Playwright Julia Cho really likes monologues.

Cho opens both acts of her drama, "Aubergine," with monologues, confidently delivered by veteran solo performers Shanan Custer and Sun Mee Chomet, and she makes space for the other four performers to deliver soliloquies of varying lengths, too. Intellectually, I can appreciate what's going on. The play is, in part, about how food speaks to us, and how that comes through in different cultures — and there's a sense that Cho is trying out different forms of presentation in "Aubergine." The actors, speaking English and Korean, interact with each other and us in a variety of ways, which mirrors the ways they engage with food.

The effect on the play, though, is not felicitous. Throughout "Aubergine," it feels like we're being yanked around. Just when we get into a groove with a character or characters, there's a blackout that lasts too long (on opening night, one caught a scene-shifter on stage), and then we're somewhere else. Maybe this would work better as a movie, where these sorts of transitions could be smoothed out? Or maybe Cho wants us to be disoriented, but it's hard to imagine she wants us to be annoyed by the herky-jerky nature of her work.
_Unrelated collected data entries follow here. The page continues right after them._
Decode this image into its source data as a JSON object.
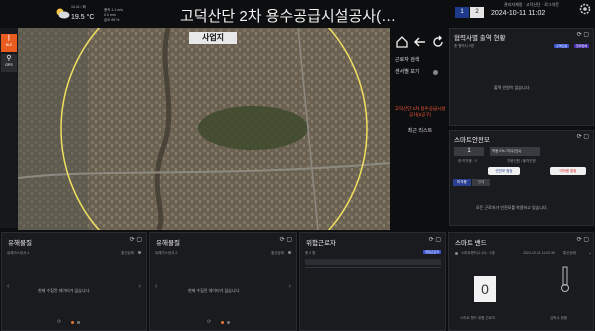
{
  "header": {
    "weather": {
      "date": "10-11 / 화",
      "temp": "19.5 °C",
      "wind": "풍속 1.1 m/s",
      "rain": "0.0 mm",
      "humidity": "습도 65 %"
    },
    "title": "고덕산단 2차 용수공급시설공사(…",
    "pages": [
      "1",
      "2"
    ],
    "top_info": "관리자계정 ·  고덕산단  ·  로그아웃",
    "datetime": "2024-10-11 11:02"
  },
  "sidebar": {
    "items": [
      {
        "label": "BLE"
      },
      {
        "label": "GPS"
      }
    ]
  },
  "map": {
    "label": "사업지"
  },
  "map_controls": {
    "menu": [
      "근로자 검색",
      "센서별 보기",
      "고덕산단 2차 용수공급시설공사(2공구)",
      "최근 리스트"
    ],
    "highlight_color": "#ff5a3c"
  },
  "access": {
    "title": "협력사별 출역 현황",
    "count_label": "총 협력사 0명",
    "badges": [
      "출역인원",
      "협력업체"
    ],
    "empty": "출역 인원이 없습니다."
  },
  "safety": {
    "title": "스마트안전모",
    "count": "1",
    "status_label": "작동 0% / 미수신(1)",
    "caption1": "총 미착용 : 0",
    "caption2": "착용인원 / 불착인원",
    "btn_check": "안전모 점검",
    "btn_unworn": "미착용 알림",
    "tabs": [
      "미착용",
      "전체"
    ],
    "empty": "모든 근로자가 안전모를 착용하고 있습니다."
  },
  "gas1": {
    "title": "유해물질",
    "device": "유해가스센서-1",
    "status": "통신상태",
    "empty": "현재 수집된 데이터가 없습니다."
  },
  "gas2": {
    "title": "유해물질",
    "device": "유해가스센서-2",
    "status": "통신상태",
    "empty": "현재 수집된 데이터가 없습니다."
  },
  "danger": {
    "title": "위험근로자",
    "count_label": "총 0 명",
    "badge": "위험근로자"
  },
  "band": {
    "title": "스마트 밴드",
    "device": "스마트밴드(1-10) · 1명",
    "ts": "2024-10-11 11:02:30",
    "status": "통신상태",
    "value": "0",
    "label1": "스마트 밴드 위험 근로자",
    "label2": "심박수 현황"
  }
}
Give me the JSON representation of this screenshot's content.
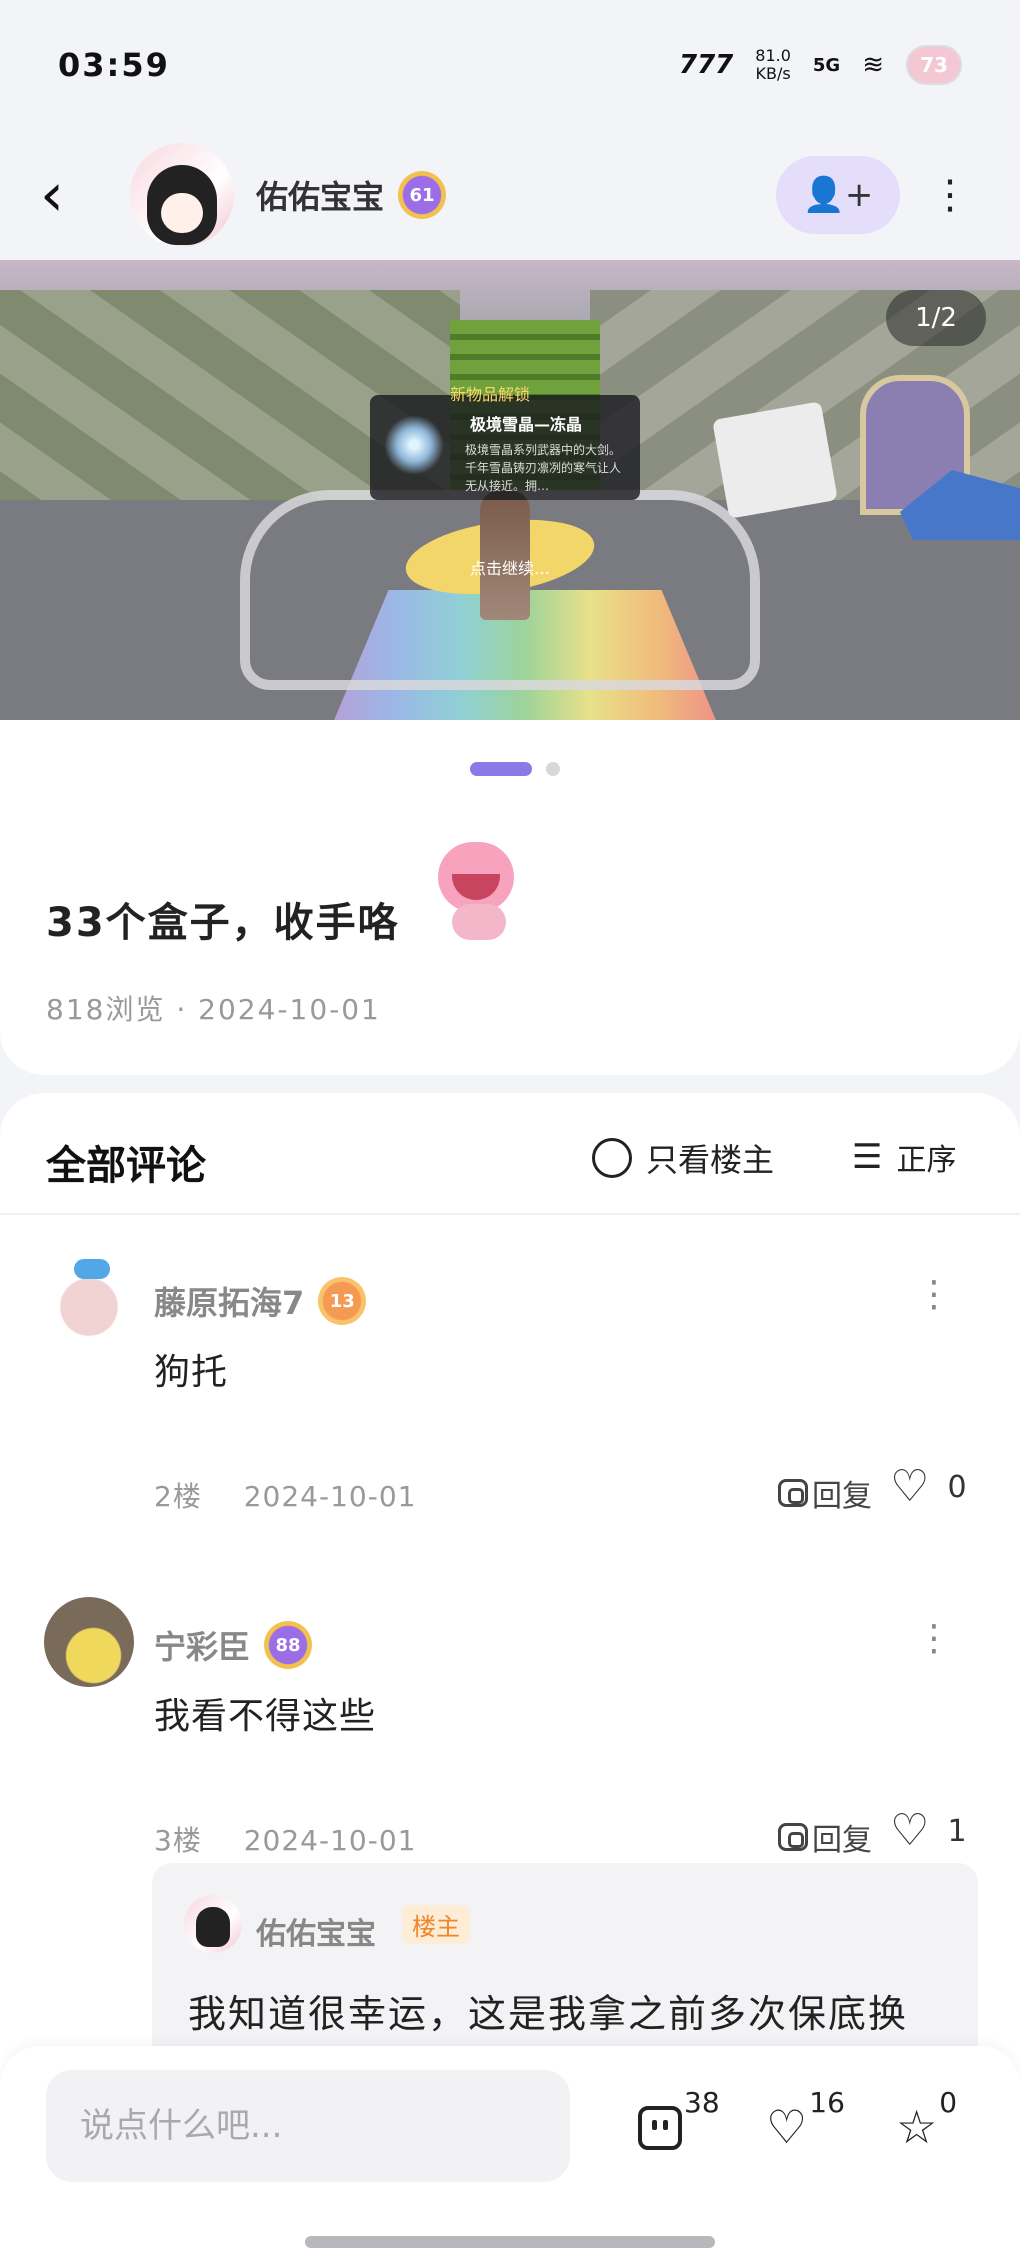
{
  "status_bar": {
    "time": "03:59",
    "brand": "777",
    "speed_value": "81.0",
    "speed_unit": "KB/s",
    "network": "5G",
    "wifi": "Wi-Fi",
    "battery": "73"
  },
  "header": {
    "back_icon": "chevron-left-icon",
    "username": "佑佑宝宝",
    "level": "61",
    "follow_icon": "add-user-icon",
    "more_icon": "more-vertical-icon"
  },
  "gallery": {
    "counter": "1/2",
    "current_index": 1,
    "total": 2,
    "popup_title": "新物品解锁",
    "popup_item": "极境雪晶—冻晶",
    "popup_desc": "极境雪晶系列武器中的大剑。千年雪晶铸刃凛冽的寒气让人无从接近。拥…",
    "tap_hint": "点击继续…"
  },
  "post": {
    "title": "33个盒子，收手咯",
    "meta": "818浏览 · 2024-10-01",
    "views": 818,
    "date": "2024-10-01"
  },
  "comments_header": {
    "title": "全部评论",
    "op_only_label": "只看楼主",
    "sort_label": "正序"
  },
  "comments": [
    {
      "name": "藤原拓海7",
      "level": "13",
      "text": "狗托",
      "floor": "2楼",
      "date": "2024-10-01",
      "reply_label": "回复",
      "likes": "0"
    },
    {
      "name": "宁彩臣",
      "level": "88",
      "text": "我看不得这些",
      "floor": "3楼",
      "date": "2024-10-01",
      "reply_label": "回复",
      "likes": "1",
      "reply": {
        "name": "佑佑宝宝",
        "tag": "楼主",
        "text": "我知道很幸运，这是我拿之前多次保底换"
      }
    }
  ],
  "bottom_bar": {
    "input_placeholder": "说点什么吧...",
    "comment_count": "38",
    "like_count": "16",
    "favorite_count": "0"
  },
  "colors": {
    "accent": "#8b79e8",
    "follow_bg": "#e4defa",
    "op_tag_text": "#f0852a",
    "op_tag_bg": "#fdecd6"
  }
}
In individual scenes, it is gorgeous work. Chef Ray (Kurt Kwan) is caring for his father (Glenn Kubota), who is dying. Ray is assisted by his former girlfriend Cornelia (Chomet), a kind but brusque doctor (Custer), an elegant nurse (Darrick Mosley) and a stranger who arrives from Korea (Song Kim), a country to which several characters are connected. Cho has a knack for simple moments that end up lingering to color the entire play: Cornelia's anecdote about how her family shared a whole fish when she was growing up, discussion about how to cook the eggplant that gives the play its French name and a poignant ending in which Cho's strands wind together. There's also this universal notion: When you don't know what to do for someone, make soup.

In his directorial debut for Park Square Theatre, where he is the artistic director, Flordelino Lagundino has assembled actors whose divergent styles merge into something that feels bold and bright: Kim's soulful mysteriousness (he speaks almost no English in the play) bouncing off Chomet's candid warmth, Kubota's quiet gravity contrasting with Mosley's tenderness and Custer's frankness. It's all anchored by the well-meaning fumbling of Kwan's Ray, who stands in for anyone trying to cope with the deaths of loved ones.

To hop on the play's idea that food often stands in for love and memory: Those flavors create a delicious soup, even if the bowl they're in is a little unsteady.